4

I am running a simulation that I need to keep track of number of occurrences in a function call of a particular condition. I attempted to accomplish this with an assignment to a global object. It works if you run the function but if you try to lapply the function as I'm doing then you get a single count of all the times the condition happened rather than a count for every time it happened for each element in the list fed to lapply.

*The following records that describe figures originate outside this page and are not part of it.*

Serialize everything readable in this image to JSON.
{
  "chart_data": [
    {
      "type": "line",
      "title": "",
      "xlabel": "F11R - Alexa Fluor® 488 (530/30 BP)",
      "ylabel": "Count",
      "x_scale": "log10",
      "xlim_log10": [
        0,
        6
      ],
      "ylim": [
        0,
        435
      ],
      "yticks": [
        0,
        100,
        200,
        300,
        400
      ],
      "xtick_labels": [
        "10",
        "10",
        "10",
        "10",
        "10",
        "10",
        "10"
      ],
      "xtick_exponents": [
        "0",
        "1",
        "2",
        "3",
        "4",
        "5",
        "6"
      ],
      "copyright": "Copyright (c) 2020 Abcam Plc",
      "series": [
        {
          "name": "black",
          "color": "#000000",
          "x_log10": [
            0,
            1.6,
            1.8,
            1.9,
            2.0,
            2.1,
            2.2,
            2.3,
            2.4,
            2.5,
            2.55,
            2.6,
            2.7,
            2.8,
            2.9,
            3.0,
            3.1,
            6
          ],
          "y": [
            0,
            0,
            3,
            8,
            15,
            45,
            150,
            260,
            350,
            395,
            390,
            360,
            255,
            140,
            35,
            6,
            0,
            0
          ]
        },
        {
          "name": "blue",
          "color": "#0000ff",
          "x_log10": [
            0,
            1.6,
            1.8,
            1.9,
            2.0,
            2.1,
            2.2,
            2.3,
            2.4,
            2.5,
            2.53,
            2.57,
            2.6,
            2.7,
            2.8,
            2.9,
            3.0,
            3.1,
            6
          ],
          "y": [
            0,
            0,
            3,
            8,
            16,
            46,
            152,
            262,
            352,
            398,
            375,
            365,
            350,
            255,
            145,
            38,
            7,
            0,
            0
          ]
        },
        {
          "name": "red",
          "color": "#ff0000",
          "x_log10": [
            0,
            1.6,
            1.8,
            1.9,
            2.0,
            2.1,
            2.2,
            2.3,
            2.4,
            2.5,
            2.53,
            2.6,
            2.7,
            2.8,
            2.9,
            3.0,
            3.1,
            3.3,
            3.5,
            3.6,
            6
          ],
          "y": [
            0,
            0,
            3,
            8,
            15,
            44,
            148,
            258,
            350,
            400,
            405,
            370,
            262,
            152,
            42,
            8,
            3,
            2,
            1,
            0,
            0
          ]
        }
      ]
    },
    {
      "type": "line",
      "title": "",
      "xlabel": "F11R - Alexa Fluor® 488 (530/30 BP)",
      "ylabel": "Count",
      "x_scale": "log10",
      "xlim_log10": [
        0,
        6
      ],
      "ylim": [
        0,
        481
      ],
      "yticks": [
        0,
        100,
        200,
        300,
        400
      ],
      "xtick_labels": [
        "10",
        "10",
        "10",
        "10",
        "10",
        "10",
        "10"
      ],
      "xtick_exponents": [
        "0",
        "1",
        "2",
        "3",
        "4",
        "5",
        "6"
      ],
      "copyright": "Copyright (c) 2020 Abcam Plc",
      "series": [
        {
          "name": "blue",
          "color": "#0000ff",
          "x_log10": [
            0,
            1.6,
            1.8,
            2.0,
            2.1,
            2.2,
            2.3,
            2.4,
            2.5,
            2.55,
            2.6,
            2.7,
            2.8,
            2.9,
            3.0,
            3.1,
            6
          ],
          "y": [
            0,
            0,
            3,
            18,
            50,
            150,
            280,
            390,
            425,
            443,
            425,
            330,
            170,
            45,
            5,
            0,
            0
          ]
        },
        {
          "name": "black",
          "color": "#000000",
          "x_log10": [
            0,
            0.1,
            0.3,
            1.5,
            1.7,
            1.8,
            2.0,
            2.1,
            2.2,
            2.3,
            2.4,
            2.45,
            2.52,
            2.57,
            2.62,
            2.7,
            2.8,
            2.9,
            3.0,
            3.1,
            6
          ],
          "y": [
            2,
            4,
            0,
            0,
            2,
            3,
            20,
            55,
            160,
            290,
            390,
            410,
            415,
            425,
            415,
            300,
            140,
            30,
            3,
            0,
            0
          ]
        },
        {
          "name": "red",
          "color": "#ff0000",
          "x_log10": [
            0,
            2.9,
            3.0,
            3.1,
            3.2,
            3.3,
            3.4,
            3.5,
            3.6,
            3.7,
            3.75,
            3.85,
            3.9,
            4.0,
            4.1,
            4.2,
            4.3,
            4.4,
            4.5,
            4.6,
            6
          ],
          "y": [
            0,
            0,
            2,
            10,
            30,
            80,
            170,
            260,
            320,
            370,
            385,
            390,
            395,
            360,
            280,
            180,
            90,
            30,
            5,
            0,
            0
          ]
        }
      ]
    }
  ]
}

Here's a dummy situation where the occurrence is evenness of a number:

FUN <- function(x){
    lapply(1:length(x), function(i) {
        y <- x[i]
        if (y %% 2 == 0){
            assign("count.occurrences", count.occurrences + 1, env=.GlobalEnv)   
        }
        print("do something")
    })
    list(guy="x", count=count.occurrences)
}

#works as expected
count.occurrences <- 0
FUN(1:10)


count.occurrences <- 0  
lapply(list(1:10, 1:3, 11:16, 9), FUN) 

#gives me...
#> count.occurrences
#[1] 9

#I want...
#> count.occurrences
#[1] 5  1  3  0

It's in a simulation so speed is an issue. I want this to be as fast as possible so I'm not married to the global assignment idea.

IRTFM
  • 258,963
  • 21
  • 364
  • 487
Tyler Rinker
  • 108,132
  • 65
  • 322
  • 519
  • 3
    You want us to improve on your one-liner solution? – Andrie Aug 07 '12 at 15:41
  • @Andrie, thanks for the comment (+1), I couldn't think of how to do it at all when I started typing the question because I didn't think about how it was returning `count.occurances` in the list but had typed the question when it occurred to me. I figured the global assignment was costly anyway and there was a better way to do it. – Tyler Rinker Aug 07 '12 at 16:08
  • If this is the best I can do I'll remove the edit to my question and add it as an answer. – Tyler Rinker Aug 07 '12 at 16:09
  • You could probably also do this using closures, but my view is that if you have a simple, working solution then just stick with it. – Andrie Aug 07 '12 at 16:21

3 Answers3

8

Rather than assign to the global environment, why not just assign to inside FUN's environment?

FUN <- function(x){
    count.occurances <- 0
    lapply(1:length(x), function(i) {
        y <- x[i]
        if (y %% 2 == 0){
            count.occurances <<- count.occurances + 1
        }
        print("do something")
    })
    list(guy="x", count=count.occurances)
}

Z <- lapply(list(1:10, 1:3, 11:16, 9), FUN) 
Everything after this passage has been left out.